The big news out of this poll is that it provides further evidence that Republicans have deeply tarnished their brand with women by fighting a loud battle over contraception, defending conservative figures like Rush Limbaugh, and siding with GOP governors like Virginia’s Bob McDonnell as they pushed laws that forced invasive procedures on women. The damage is so strong, in fact, that it has tarnished Mitt Romney, who tried as much as possible to stay out of the fight (but was dragged in by distrustful social conservatives). Only 34 percent of voters say that Romney would do a better job addressing women’s issues, and among women themselves, Romney trails by 19 points. This is in line with a recent poll of swing states, where Obama held a 13 point lead over the likely Republican presidential nominee among women.
Romney can rise above female contempt for the GOP, but it depends on his ability to distinguish himself from the party writ large. The problem, of course, is that the things in his record that do show an appreciation for women’s health and autonomy—his support for Planned Parenthood and abortion rights as governor of Massachusetts—are completely anathema to the Republican base. While it’s possible that they will let him tout that aspect of his record in the general election, I doubt it; the Republican base has yet to show electoral flexibility, and there’s no reason to think that will change in the fall. Indeed, if he wins the White House, he will pursue right-wing policies on reproductive health, a fact that will become apparent during the general election (if it isn’t already obvious). Mitt Romney is a generic Republican, and for now, he’s tied to the party as a whole on women’s issues.
At Talking Points Memo, Sahil Kapur notes that Republican leaders have begun a campaign to disavow the fight over contraception coverage, and recontextualize it (again) as a battle over religious liberty. But the odds are definitely not in their favor. For starters, the noise surrounding the fight over contraception was loud and became louder still when Limbaugh denounced one advocate as a “slut.” Too many Republicans—including Romney—are on record acquiescing to or supporting the ugly attacks on reproductive health access.
What’s more, Romney has the misfortune of running for president at the same time that Republican state governments are implementing the most radical elements of the conservative attack on women’s autonomy. In the last three months, GOP legislatures have pushed mandatory transvaginal ultrasounds, restrictive laws that criminalize abortion shortly into the pregnancy, and bills that seek to turn health class into a meeting of the Junior Anti-Sex League. Just last week, Governor Scott Walker quietly repealed Wisconsin’s equal pay law—“Money is more important for men," said one sponsor of the law. If voters don’t lump Romney in with these Republicans, then Democrats will do it for them (it helps that, in the case of Walker, Romney was effusive in his praise of the governor).

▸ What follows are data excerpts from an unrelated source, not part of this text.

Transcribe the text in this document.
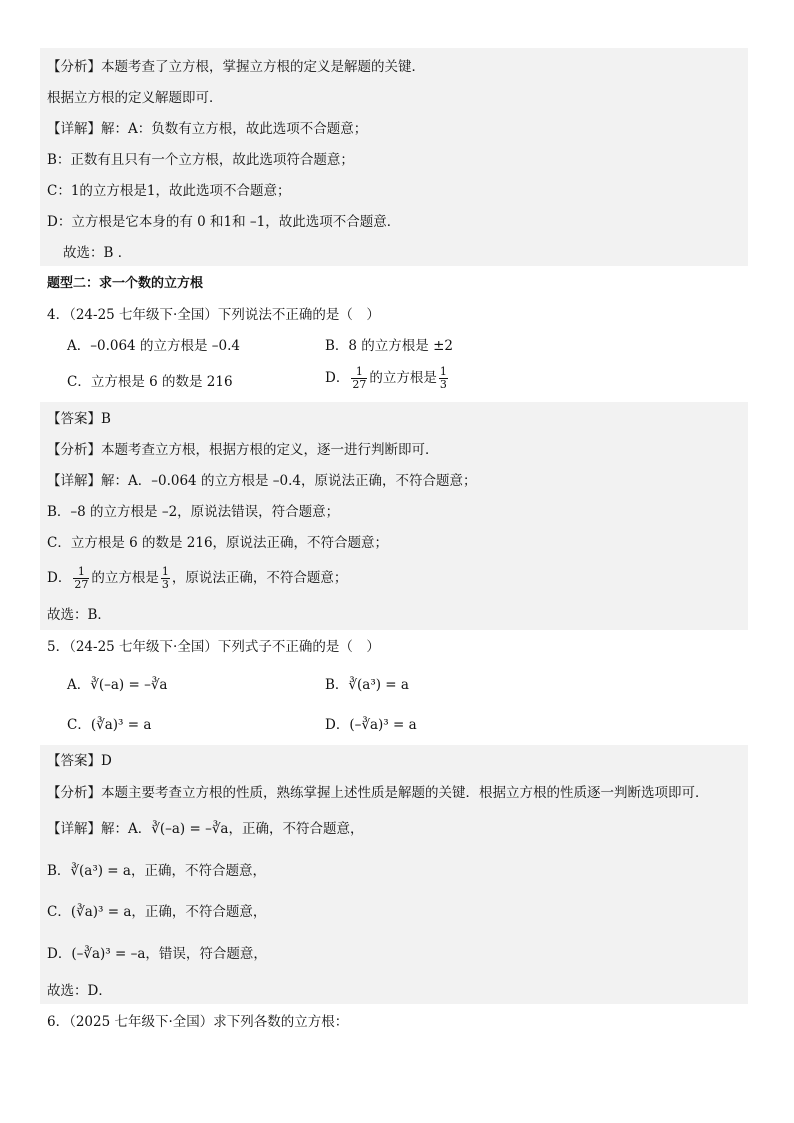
【分析】本题考查了立方根，掌握立方根的定义是解题的关键．
根据立方根的定义解题即可．
【详解】解：A：负数有立方根，故此选项不合题意；
B：正数有且只有一个立方根，故此选项符合题意；
C：1的立方根是1，故此选项不合题意；
D：立方根是它本身的有 0 和1和 –1，故此选项不合题意．
故选：B ．
题型二：求一个数的立方根
4．（24-25 七年级下·全国）下列说法不正确的是（　）
A．–0.064 的立方根是 –0.4	B．8 的立方根是 ±2
C．立方根是 6 的数是 216	D． $\frac{1}{27}$ 的立方根是 $\frac{1}{3}$
【答案】B
【分析】本题考查立方根，根据方根的定义，逐一进行判断即可．
【详解】解：A．–0.064 的立方根是 –0.4，原说法正确，不符合题意；
B．–8 的立方根是 –2，原说法错误，符合题意；
C．立方根是 6 的数是 216，原说法正确，不符合题意；
D． $\frac{1}{27}$ 的立方根是 $\frac{1}{3}$ ，原说法正确，不符合题意；
故选：B．
5．（24-25 七年级下·全国）下列式子不正确的是（　）
A．∛(–a) = –∛a	B．∛(a³) = a
C．(∛a)³ = a	D．(–∛a)³ = a
【答案】D
【分析】本题主要考查立方根的性质，熟练掌握上述性质是解题的关键．根据立方根的性质逐一判断选项即可．
【详解】解：A．∛(–a) = –∛a，正确，不符合题意，
B．∛(a³) = a，正确，不符合题意，
C．(∛a)³ = a，正确，不符合题意，
D．(–∛a)³ = –a，错误，符合题意，
故选：D．
6．（2025 七年级下·全国）求下列各数的立方根：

If the GOP were running a general-election battle against the feckless Democrats of yore, this wouldn’t be a problem. But the Obama campaign, fairly or not, intends to run with the idea that Republicans have launched a war on women. They will devote a substantial portion of their (huge) war chest to defining Romney as another anti-woman reactionary, and for all the success of Ann Romney and other surrogates on the trail, I’m not sure there’s much Romney can do to counter the attack.